At the shareholder meeting on Wednesday May 10th I was met by Mr. Laframboise, like the occasion two years before. He told me that he had been given instructions to bar me from the meeting, even though I was a shareholder and could prove it. I explained to him that this was illegal and showed him the  "From Potential to Prosperity: Human Resources in the Canadian Consulting Engineering Industry" report which SNC-Lavalin had been involved in preparing, between September 1993 and September 1994. He agreed to talk to SNC again.


On returning to Ottawa following the 1995 shareholder meeting, I saw that SNC-Lavalin had advertised again – in the Calgary Herald, as before, a few days before the meeting - on Saturday May 6th. This time, it was for  - quote - Pump Specialists / Mechanical Engineers –unquote – and without the absurdly tight deadline in the ad. referred to above. I told Mr. Laframboise about this right away, by FAX on May 15th,  because for me to go and work for SNC-Lavalin in this capacity then looked an even better opportunity for striking a satisfactory deal.


I had at least one conversation with Mr. Laframboise after this, during which he raised the possibility of involving an outplacement firm, like the occasion two years before – such as Desroches, Wallace, Bond Inc., as part of a settlement deal. However I told him I saw this solution as unnecessarily complex when the far simpler solution just described had offered itself.
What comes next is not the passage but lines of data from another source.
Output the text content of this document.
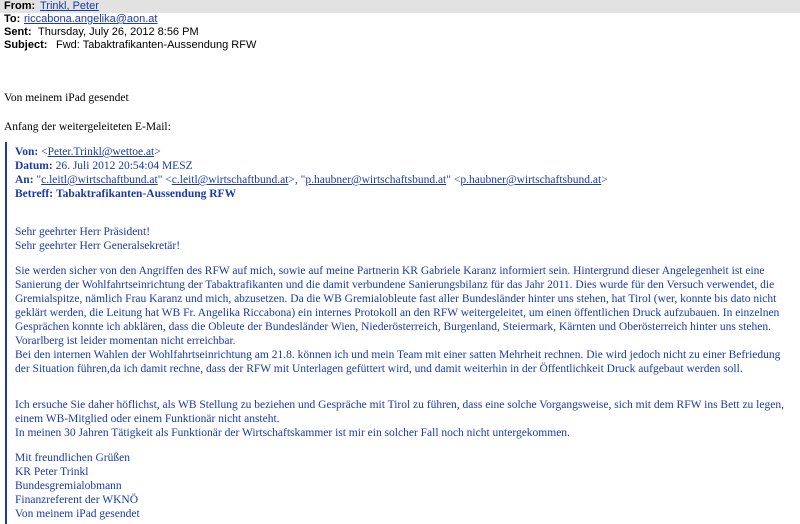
From: Trinkl, Peter
To: riccabona.angelika@aon.at
Sent: Thursday, July 26, 2012 8:56 PM
Subject: Fwd: Tabaktrafikanten-Aussendung RFW
Von meinem iPad gesendet
Anfang der weitergeleiteten E-Mail:
Von: <Peter.Trinkl@wettoe.at>
Datum: 26. Juli 2012 20:54:04 MESZ
An: "c.leitl@wirtschaftbund.at" <c.leitl@wirtschaftbund.at>, "p.haubner@wirtschaftsbund.at" <p.haubner@wirtschaftsbund.at>
Betreff: Tabaktrafikanten-Aussendung RFW

Sehr geehrter Herr Präsident!

Sehr geehrter Herr Generalsekretär!

Sie werden sicher von den Angriffen des RFW auf mich, sowie auf meine Partnerin KR Gabriele Karanz informiert sein. Hintergrund dieser Angelegenheit ist eine Sanierung der Wohlfahrtseinrichtung der Tabaktrafikanten und die damit verbundene Sanierungsbilanz für das Jahr 2011. Dies wurde für den Versuch verwendet, die Gremialspitze, nämlich Frau Karanz und mich, abzusetzen. Da die WB Gremialobleute fast aller Bundesländer hinter uns stehen, hat Tirol (wer, konnte bis dato nicht geklärt werden, die Leitung hat WB Fr. Angelika Riccabona) ein internes Protokoll an den RFW weitergeleitet, um einen öffentlichen Druck aufzubauen. In einzelnen Gesprächen konnte ich abklären, dass die Obleute der Bundesländer Wien, Niederösterreich, Burgenland, Steiermark, Kärnten und Oberösterreich hinter uns stehen. Vorarlberg ist leider momentan nicht erreichbar.

Bei den internen Wahlen der Wohlfahrtseinrichtung am 21.8. können ich und mein Team mit einer satten Mehrheit rechnen. Die wird jedoch nicht zu einer Befriedung der Situation führen,da ich damit rechne, dass der RFW mit Unterlagen gefüttert wird, und damit weiterhin in der Öffentlichkeit Druck aufgebaut werden soll.

Ich ersuche Sie daher höflichst, als WB Stellung zu beziehen und Gespräche mit Tirol zu führen, dass eine solche Vorgangsweise, sich mit dem RFW ins Bett zu legen, einem WB-Mitglied oder einem Funktionär nicht ansteht.

In meinen 30 Jahren Tätigkeit als Funktionär der Wirtschaftskammer ist mir ein solcher Fall noch nicht untergekommen.

Mit freundlichen Grüßen

KR Peter Trinkl

Bundesgremialobmann

Finanzreferent der WKNÖ

Von meinem iPad gesendet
However I then had a letter from SNC-Lavalin's Marvin B. Dickau dated May 24th,  in which he said – quote -…we regret that we are unable to consider your application…--unquote


On Tuesday May 30th, I sent a FAX to Mr. Dickau asking him to re-consider, stating my reasons.  On the same day I sent a FAX to Mr. Laframboise  informing him about this unsatisfactory turn of events.

The end result of all this: nothing.


The only possible explanation for this outcome, in my view, is that Guy Saint-Pierre was only interested in looking tough, within his owen little clique,  to cover his ass, and playing a little political game to that end. His attitude could apparently be summed up as one which says  - quote - ….if we can get away with FABRICATING AN IMPRESSION of doing something, then that will be good enough. It does not matter if he gets a job or not…. The thing is to GET RID OF HIM somehow. - unquote




The question was, why? And if he had attempted to go into politics, as some people suggested he might, he would have been vulnerable to exposure   on account of questionable behaviours described here and elsewhere on this site. Possibly that is why he never in fact did attempt to go into politics again, notwithstanding his previous experience in it and known long-term interest in it.